Para ganhar essa queda de braço, a MAPS precisava convencer o FDA que a dose proposta é segura, que faz sentido considerar cannabis fumada como uso medicinal, e que é seguro incluir no estudo indivíduos que nunca usaram maconha.
Foi uma briga difícil. Após negociações, a MAPS aceitou que o protocolo do estudo fosse ajustado: participantes deverão ter experiência prévia com cannabis, e o uso de vaporizadores permanece suspenso até novos dados de segurança. Sim, é isso mesmo que você leu: o uso de baseados fumados foram aceitos, enquanto os dispositivos específicos — que todo usuário considera melhor para a saúde — não foi considerado clinicamente válido.

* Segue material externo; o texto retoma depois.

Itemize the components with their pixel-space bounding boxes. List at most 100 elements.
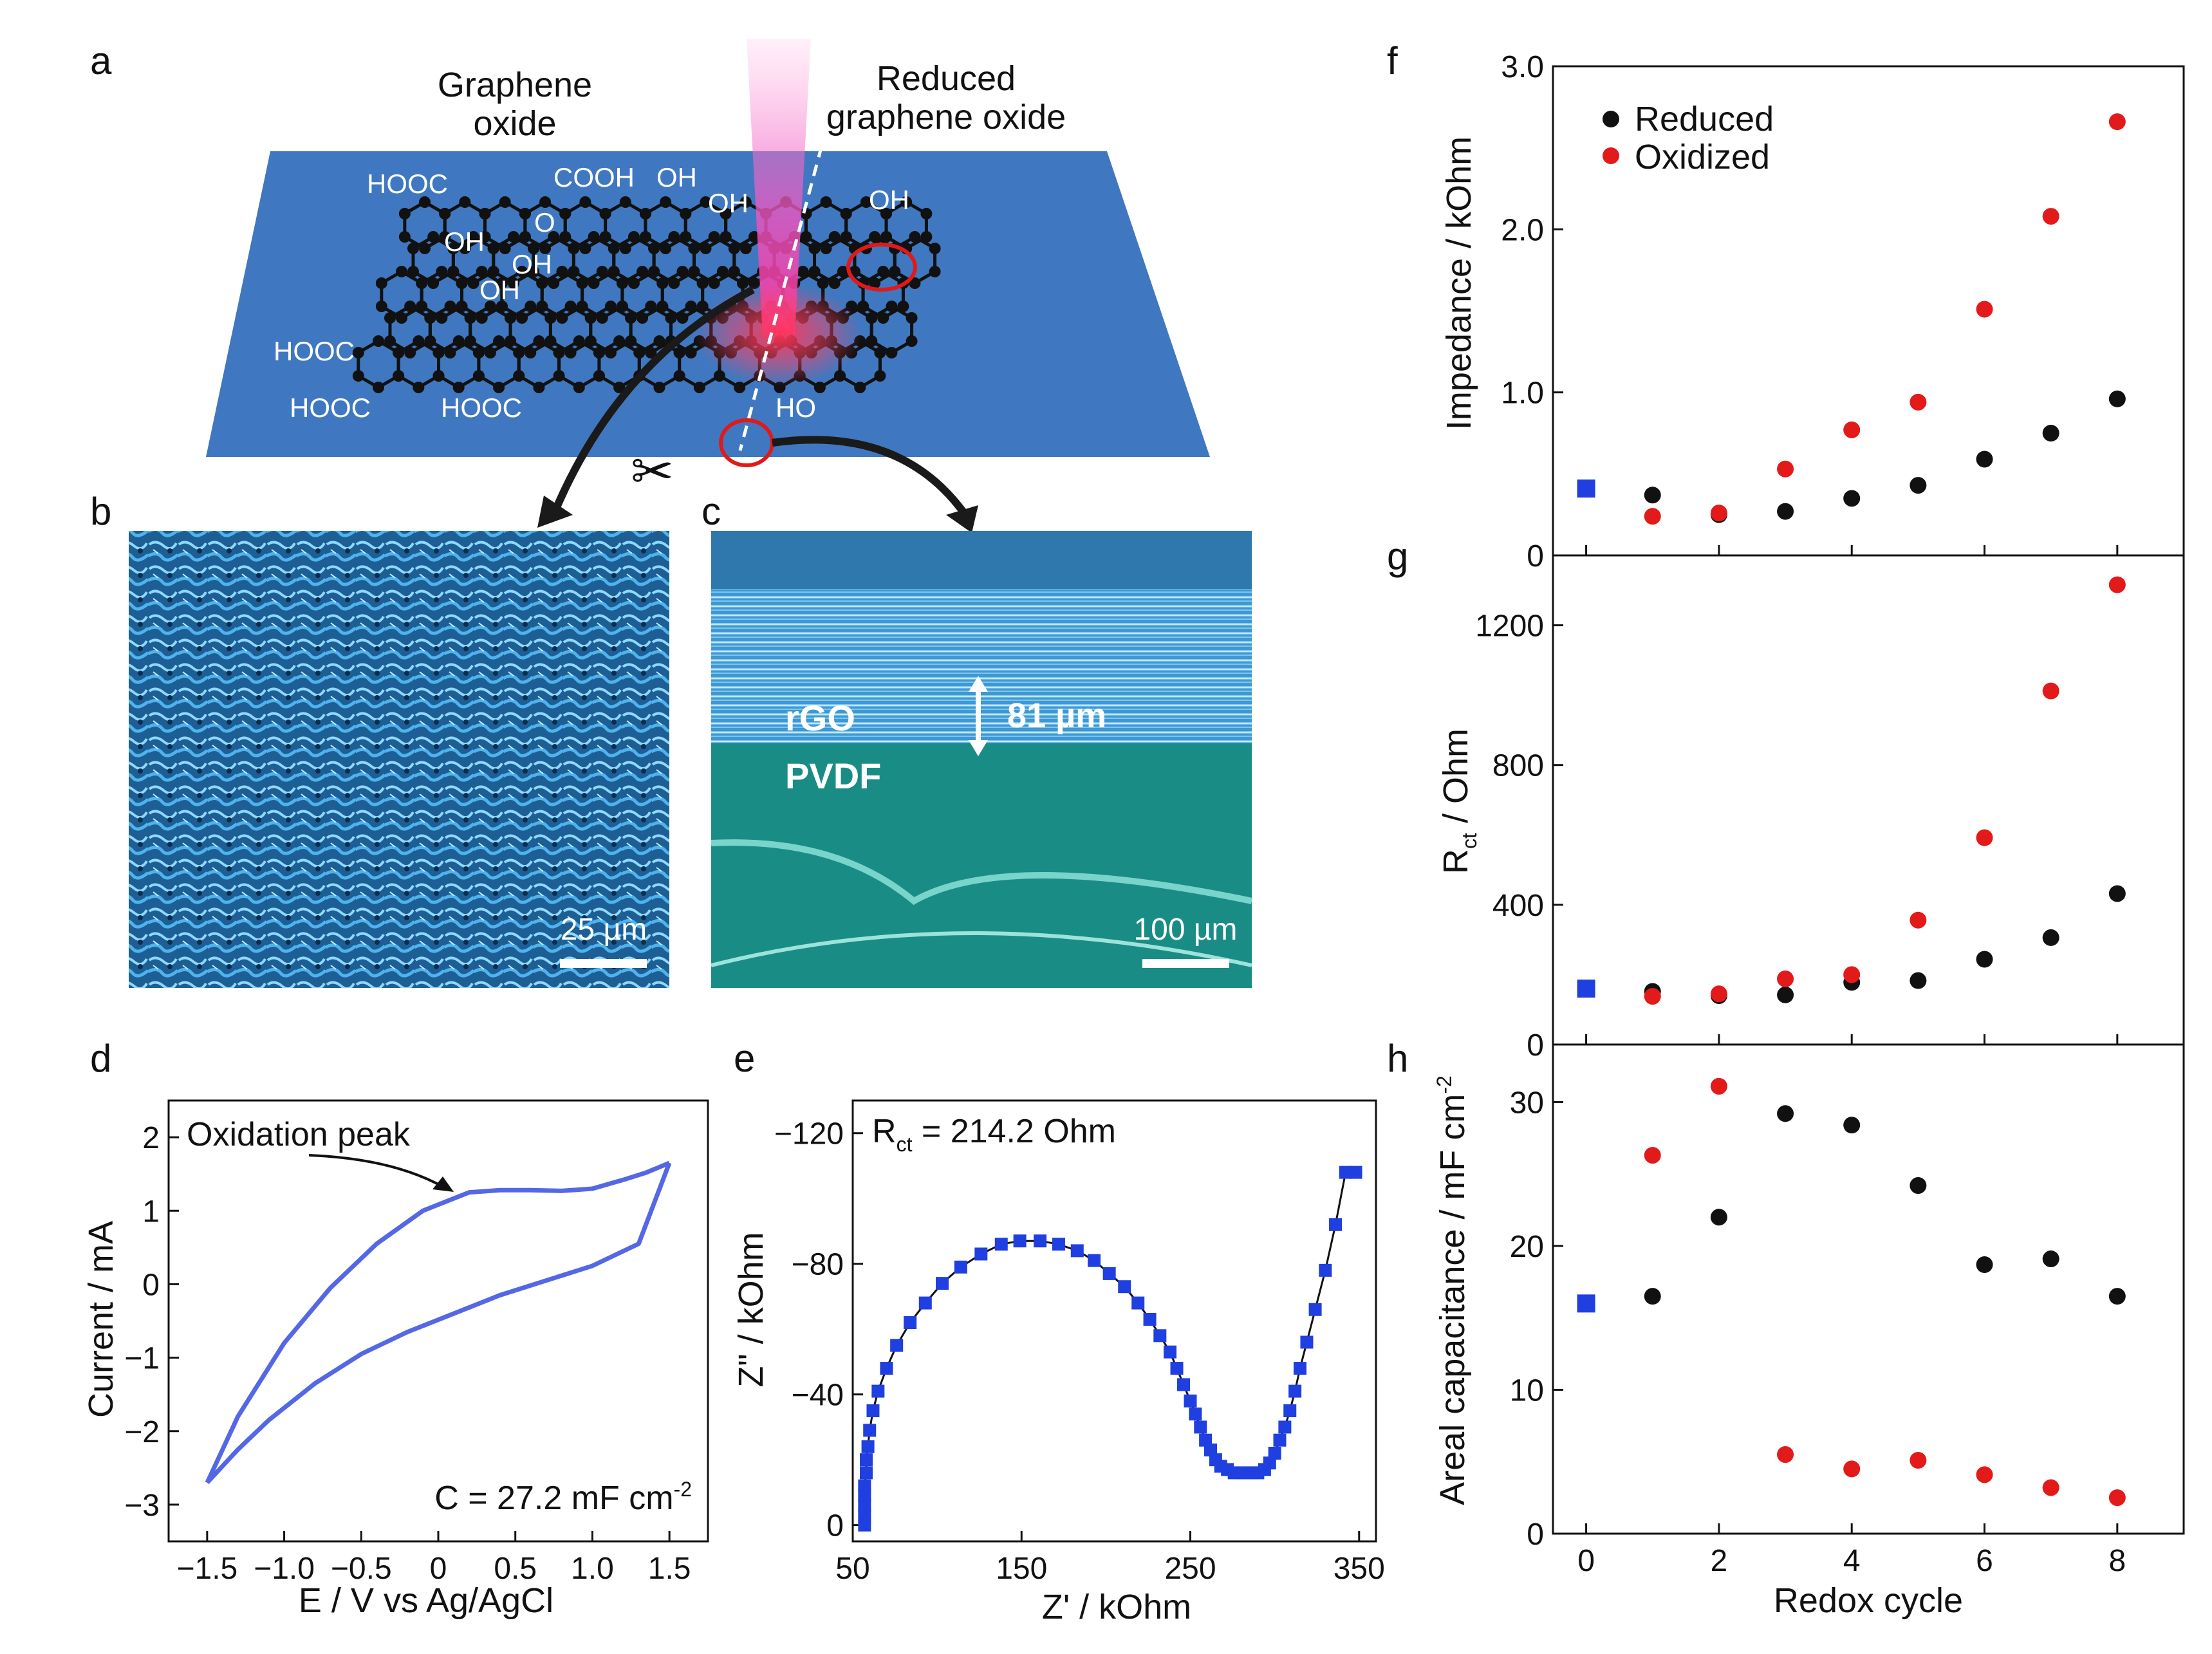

Entre liberalidades e regulamentações
Os Estados Unidos praticamente lideram a abertura do mercado do CBD (o canabidiol, outro canabinoide que compõe a maconha, geralmente associado às possibilidades terapêuticas da planta). Já são 50 estados do país que aprovam o uso medicinal de cannabis e 24 que aprovam inclusive o uso recreativo.
Curiosamente, no mesmo país a pesquisa com THC é extremamente difícil de ser aprovada. Apesar da aparente liberalidade, as regulamentações federais dificultam muito o acesso de pesquisadores à planta para fins de estudo.

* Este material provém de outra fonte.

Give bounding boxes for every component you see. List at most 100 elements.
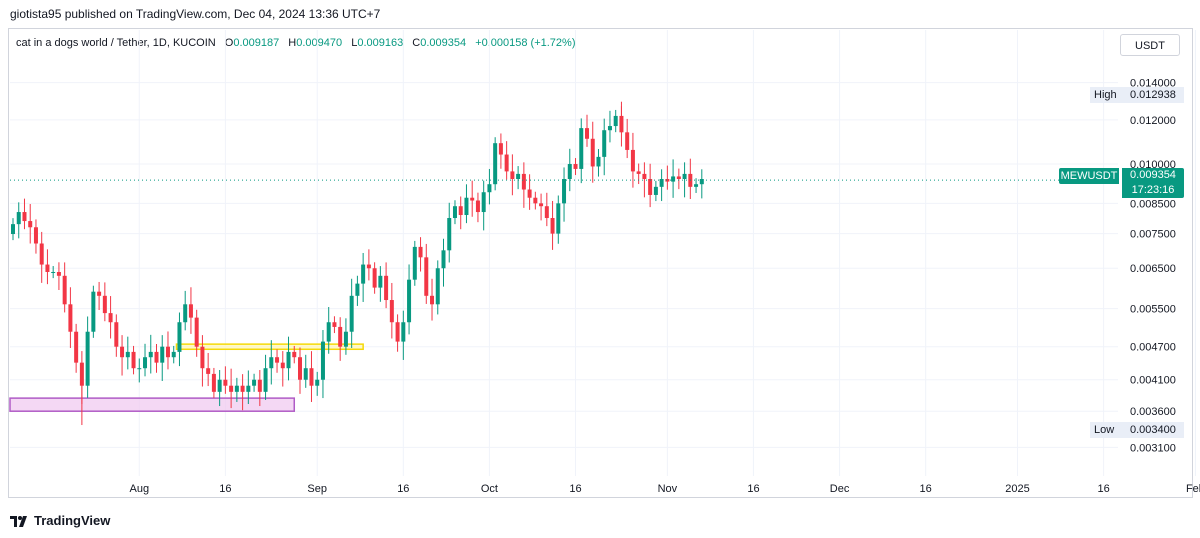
candle-body <box>292 351 297 358</box>
y-tick-label: 0.007500 <box>1130 229 1176 241</box>
candle-body <box>315 379 320 386</box>
candle-body <box>585 128 589 139</box>
candle-body <box>298 357 302 380</box>
y-tick-label: 0.005500 <box>1130 304 1176 316</box>
demand-zone <box>9 397 296 412</box>
candle-body <box>131 351 136 369</box>
x-tick-label: 2025 <box>1005 483 1029 495</box>
candle-body <box>676 176 681 179</box>
candle-body <box>11 224 15 235</box>
candle-body <box>171 351 176 358</box>
candle-body <box>85 331 90 386</box>
candle-body <box>108 313 113 323</box>
candle-body <box>326 322 331 342</box>
low-value: 0.009163 <box>357 37 404 49</box>
candle-body <box>699 178 704 185</box>
publisher-credit: giotista95 published on TradingView.com,… <box>10 7 381 21</box>
close-value: 0.009354 <box>420 37 467 49</box>
tradingview-logo-icon <box>10 516 27 528</box>
candle-body <box>475 200 480 213</box>
candle-body <box>194 317 199 347</box>
candle-body <box>97 291 102 296</box>
candle-body <box>165 346 170 358</box>
x-tick-label: Aug <box>129 483 149 495</box>
candle-body <box>389 300 394 323</box>
symbol-name[interactable]: cat in a dogs world / Tether, 1D, KUCOIN <box>16 37 216 49</box>
last-price-tag: 0.009354 17:23:16 <box>1122 168 1184 198</box>
y-tick-label: 0.003600 <box>1130 406 1176 418</box>
candle-body <box>68 304 73 332</box>
candle-body <box>211 373 216 392</box>
candle-body <box>602 130 607 157</box>
candle-body <box>234 385 239 392</box>
candle-body <box>286 351 291 369</box>
candle-body <box>550 218 555 234</box>
currency-button[interactable]: USDT <box>1120 34 1180 56</box>
candle-body <box>366 264 371 269</box>
candle-body <box>418 246 423 258</box>
y-tick-label: 0.003100 <box>1130 442 1176 454</box>
candle-body <box>143 357 148 369</box>
candle-body <box>682 173 687 179</box>
y-tick-label: 0.014000 <box>1130 78 1176 90</box>
candle-body <box>79 362 84 386</box>
candle-body <box>648 178 653 195</box>
candle-body <box>246 385 251 392</box>
candle-body <box>303 368 308 380</box>
candle-body <box>51 271 56 273</box>
candle-body <box>579 128 584 169</box>
candle-body <box>177 322 182 352</box>
high-value: 0.009470 <box>296 37 343 49</box>
candle-body <box>332 322 337 327</box>
x-tick-label: 16 <box>397 483 409 495</box>
candle-body <box>74 331 79 363</box>
candle-body <box>487 184 492 193</box>
y-tick-label: 0.004100 <box>1130 375 1176 387</box>
candle-body <box>642 173 647 179</box>
candle-body <box>630 149 635 172</box>
candle-body <box>269 357 274 369</box>
tradingview-logo[interactable]: TradingView <box>10 513 110 528</box>
candle-body <box>441 250 446 269</box>
candle-body <box>217 379 222 392</box>
candle-body <box>659 178 664 187</box>
candle-body <box>160 346 165 363</box>
breakout-zone <box>175 343 364 351</box>
candle-body <box>533 197 538 204</box>
candle-body <box>28 221 33 228</box>
low-marker: Low 0.003400 <box>1090 422 1184 438</box>
candle-body <box>567 164 572 179</box>
candle-body <box>378 275 383 288</box>
candle-body <box>384 275 389 301</box>
candle-body <box>56 271 61 276</box>
candle-body <box>521 173 526 190</box>
x-tick-label: 16 <box>747 483 759 495</box>
candle-body <box>229 385 234 392</box>
candle-body <box>590 138 595 167</box>
x-tick-label: 16 <box>920 483 932 495</box>
candle-body <box>275 357 280 363</box>
change-value: +0.000158 (+1.72%) <box>475 37 576 49</box>
candle-body <box>596 156 601 167</box>
candle-body <box>349 295 354 332</box>
x-tick-label: 16 <box>219 483 231 495</box>
candle-body <box>280 362 285 369</box>
candle-body <box>395 322 400 342</box>
x-tick-label: Feb <box>1186 483 1200 495</box>
candle-body <box>671 176 676 182</box>
candle-body <box>493 143 498 185</box>
candle-body <box>355 283 360 296</box>
candle-body <box>539 203 544 207</box>
x-tick-label: 16 <box>569 483 581 495</box>
high-marker: High 0.012938 <box>1090 87 1184 103</box>
candle-body <box>91 291 96 332</box>
y-tick-label: 0.004700 <box>1130 342 1176 354</box>
x-tick-label: Oct <box>481 483 498 495</box>
candle-body <box>22 212 27 222</box>
candle-body <box>240 385 245 392</box>
candle-body <box>458 206 463 216</box>
candle-body <box>188 304 193 318</box>
candle-body <box>510 171 515 179</box>
candle-body <box>694 184 699 187</box>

A maconha, com seu status de droga ilícita durante os últimos mais de 60 anos, sofre um estigma persistente e muito difícil de ser transposto, mesmo com argumentos científicos.
A luta da MAPS mostra que o progresso na ciência exige coragem para desafiar normas e preconceitos. Assim como a psicoterapia assistida por MDMA transformou o debate sobre tratamentos para TEPT, o estudo com cannabis pode abrir portas para um uso mais racional e embasado da planta e seus derivados.
Persistência
A MAPS foi manchete nos últimos tempos por não ter conseguido aprovar um registro na mesma área terapêutica, mas com outra substâncias. Agora, a organização dá “a volta por cima”, aprovando o primeiro estudo com cannabis fumada de alto teor de THC no FDA. Isso abre um novo capítulo na batalha dos veteranos de guerra por terapias alternativas mais eficazes para o transtorno do estresse pós-traumático.
Essa aprovação histórica mostra que há esperança e é preciso ser insistente frente aos inúmeros obstáculos para se realizar pesquisa com cannabis medicinal — mesmo nos EUA, o país que vem gradativamente se abrindo cada vez mais a uma legalização total da planta.
Para veteranos que carregam as cicatrizes da guerra, isso pode ser a diferença entre o desespero e a esperança. E, para todos nós, é um lembrete de que estigma nunca deve ser um obstáculo para a busca de conhecimento — especialmente quando vidas humanas estão em jogo.